Надо жить оптимистом, всегда надо надеяться на лучшее. И оно наступит. А если опуститься, ныть и завидовать — то не наступит. Всё просто. Вот у нас с 2016 года наш оптимизм и материализуется.
Я всегда сравниваю, как жили наши предки до колхозов. Со старыми нашими женщинами разговаривал: девчата (любят они, когда их девчатами называют — молодость возвращается!), когда вы хорошо пожили? Они говорят: хорошо пожили при колхозах. Особливо, когда зарплату в колхозах стали давать. Когда жили единолично, жизнь была тяжёлая, работали без выходных, а когда пошли колхозы, у них появились выходные. И я вам точно скажу — если бы сейчас они работали в «Мираторге», как мы работаем, они б говорили: вот при «Мираторге» мы хорошо пожили! И ведь правда — сейчас зарплата хорошая, а потому не обязательно, как в колхозе, дома ещё держать по две коровы. Дома если держишь корову – она привязывает. Ни выходного тебе, ничего — подоить, выгнать в поле, покормить. Как сейчас наши работают: они пришли в восемь часов на работу, в пять часов рабочий день закончился, люди пошли, при 50 тысячах в месяц «на руки» могут себе позволить просто отдохнуть.

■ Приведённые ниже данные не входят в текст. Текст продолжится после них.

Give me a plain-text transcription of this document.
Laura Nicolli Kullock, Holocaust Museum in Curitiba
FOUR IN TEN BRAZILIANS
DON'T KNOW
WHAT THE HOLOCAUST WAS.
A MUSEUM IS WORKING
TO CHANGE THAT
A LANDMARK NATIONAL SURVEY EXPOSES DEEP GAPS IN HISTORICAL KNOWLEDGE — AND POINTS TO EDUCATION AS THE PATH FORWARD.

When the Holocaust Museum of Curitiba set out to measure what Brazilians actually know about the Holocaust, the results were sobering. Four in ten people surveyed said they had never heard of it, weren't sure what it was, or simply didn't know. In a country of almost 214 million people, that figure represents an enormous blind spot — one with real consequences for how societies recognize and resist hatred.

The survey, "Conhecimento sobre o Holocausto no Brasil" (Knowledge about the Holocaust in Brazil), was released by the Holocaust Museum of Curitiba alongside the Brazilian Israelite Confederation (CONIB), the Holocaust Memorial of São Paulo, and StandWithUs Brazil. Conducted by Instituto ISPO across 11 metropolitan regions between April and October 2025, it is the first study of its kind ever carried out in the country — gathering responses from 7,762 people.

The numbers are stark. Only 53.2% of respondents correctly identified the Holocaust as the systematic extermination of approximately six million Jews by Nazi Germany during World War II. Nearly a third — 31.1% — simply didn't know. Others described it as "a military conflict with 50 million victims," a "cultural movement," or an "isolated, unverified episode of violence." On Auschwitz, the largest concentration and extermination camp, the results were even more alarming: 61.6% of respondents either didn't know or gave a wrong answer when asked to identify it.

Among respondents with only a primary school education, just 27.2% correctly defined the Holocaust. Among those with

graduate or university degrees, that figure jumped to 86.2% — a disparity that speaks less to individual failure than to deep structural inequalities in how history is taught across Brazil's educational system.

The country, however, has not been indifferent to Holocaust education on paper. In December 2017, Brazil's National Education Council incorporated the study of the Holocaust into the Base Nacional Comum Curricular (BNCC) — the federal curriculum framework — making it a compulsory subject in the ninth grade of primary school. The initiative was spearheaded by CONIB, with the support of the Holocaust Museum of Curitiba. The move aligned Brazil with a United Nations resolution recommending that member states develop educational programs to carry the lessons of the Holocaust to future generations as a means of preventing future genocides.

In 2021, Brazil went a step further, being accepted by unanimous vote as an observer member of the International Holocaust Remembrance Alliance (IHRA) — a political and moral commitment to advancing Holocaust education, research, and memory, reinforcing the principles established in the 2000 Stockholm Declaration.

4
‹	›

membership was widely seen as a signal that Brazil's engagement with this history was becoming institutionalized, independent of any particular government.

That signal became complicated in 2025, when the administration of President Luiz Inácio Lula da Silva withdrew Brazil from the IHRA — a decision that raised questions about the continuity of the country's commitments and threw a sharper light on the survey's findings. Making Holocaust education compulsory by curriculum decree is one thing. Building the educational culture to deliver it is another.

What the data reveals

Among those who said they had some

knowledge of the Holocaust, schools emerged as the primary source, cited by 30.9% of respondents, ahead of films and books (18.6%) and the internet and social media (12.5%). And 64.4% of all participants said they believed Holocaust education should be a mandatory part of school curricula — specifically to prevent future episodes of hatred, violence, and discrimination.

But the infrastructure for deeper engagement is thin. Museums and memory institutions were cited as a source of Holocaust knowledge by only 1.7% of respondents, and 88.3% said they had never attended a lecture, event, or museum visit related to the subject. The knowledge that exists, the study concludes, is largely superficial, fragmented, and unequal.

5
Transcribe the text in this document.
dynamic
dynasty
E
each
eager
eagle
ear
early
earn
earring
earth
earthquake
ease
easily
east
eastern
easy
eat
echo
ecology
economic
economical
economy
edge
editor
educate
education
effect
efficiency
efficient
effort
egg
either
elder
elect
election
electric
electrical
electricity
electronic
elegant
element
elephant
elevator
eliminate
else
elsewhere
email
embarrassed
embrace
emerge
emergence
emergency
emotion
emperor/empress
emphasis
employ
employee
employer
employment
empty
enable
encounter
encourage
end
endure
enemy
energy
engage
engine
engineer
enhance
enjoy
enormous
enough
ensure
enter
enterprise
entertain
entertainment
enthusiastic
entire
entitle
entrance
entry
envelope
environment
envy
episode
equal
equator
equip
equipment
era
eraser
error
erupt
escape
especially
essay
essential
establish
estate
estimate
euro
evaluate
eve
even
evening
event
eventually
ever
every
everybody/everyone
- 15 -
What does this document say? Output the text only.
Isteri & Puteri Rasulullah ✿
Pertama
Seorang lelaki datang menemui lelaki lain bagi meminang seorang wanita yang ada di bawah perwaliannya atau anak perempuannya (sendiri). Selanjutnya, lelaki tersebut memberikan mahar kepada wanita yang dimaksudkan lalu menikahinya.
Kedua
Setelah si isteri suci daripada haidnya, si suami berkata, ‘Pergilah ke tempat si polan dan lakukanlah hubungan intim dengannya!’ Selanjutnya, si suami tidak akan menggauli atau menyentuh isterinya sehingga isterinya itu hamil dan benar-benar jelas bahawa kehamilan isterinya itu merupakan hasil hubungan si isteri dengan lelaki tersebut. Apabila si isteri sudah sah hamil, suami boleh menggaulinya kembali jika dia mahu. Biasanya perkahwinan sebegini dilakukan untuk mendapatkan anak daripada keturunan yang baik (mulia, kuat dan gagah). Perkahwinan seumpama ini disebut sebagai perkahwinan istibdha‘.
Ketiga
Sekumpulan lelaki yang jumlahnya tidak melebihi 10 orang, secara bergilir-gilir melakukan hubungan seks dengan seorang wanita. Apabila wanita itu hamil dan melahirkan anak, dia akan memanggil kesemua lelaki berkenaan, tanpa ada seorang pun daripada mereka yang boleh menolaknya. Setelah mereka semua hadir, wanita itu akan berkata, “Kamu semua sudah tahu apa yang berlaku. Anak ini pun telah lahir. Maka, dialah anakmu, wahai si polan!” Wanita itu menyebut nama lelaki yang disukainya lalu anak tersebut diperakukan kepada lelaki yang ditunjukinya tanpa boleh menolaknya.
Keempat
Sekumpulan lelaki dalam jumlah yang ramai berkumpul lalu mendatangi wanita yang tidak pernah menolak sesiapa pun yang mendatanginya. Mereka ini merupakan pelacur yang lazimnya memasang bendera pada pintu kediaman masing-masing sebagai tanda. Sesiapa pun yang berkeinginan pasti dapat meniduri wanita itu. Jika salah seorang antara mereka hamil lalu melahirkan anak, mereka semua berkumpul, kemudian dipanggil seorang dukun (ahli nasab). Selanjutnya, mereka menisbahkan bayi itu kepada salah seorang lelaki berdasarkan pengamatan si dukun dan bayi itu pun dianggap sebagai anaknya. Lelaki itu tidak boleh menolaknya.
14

Где ещё работать, как не в сельском хозяйстве?
На ферме «Рухань» работают в основном местные жители. Но не только. Сюда приезжают ежедневно на работу даже из райцентра. «Два года работаю здесь, все нормально — коллектив, зарплата, спецодежда — без претензий. Сам я из села Ершичи. Работы в Ершичах нет, только на пилораме разве что. Все наши в основном работают здесь», — говорит контролёр фермы Николай. А где ещё работать, как не в сельском хозяйстве? У нас работы нет. Больше денег можно заработать только в Москве или где-то на вахте, но это значит, нужно оставить семью на долгое время. А у меня — жена и двое детей», — вторит ему Владимир, работающий на ферме с момента прихода «Мираторга», уже восемь лет.
— Сложно поверить, что в 90-е вас не посещали мысли уехать подальше из депрессивного региона…
— Мой двоюродный брат звал в Москву в 90-е годы — он в Сбербанке России главным инженером работал. Я тогда был председателем колхоза. В общем, я понимал, что перспектив у колхоза нет, но не мог кинуть людей — люди верят в меня, избрали… И не уехал.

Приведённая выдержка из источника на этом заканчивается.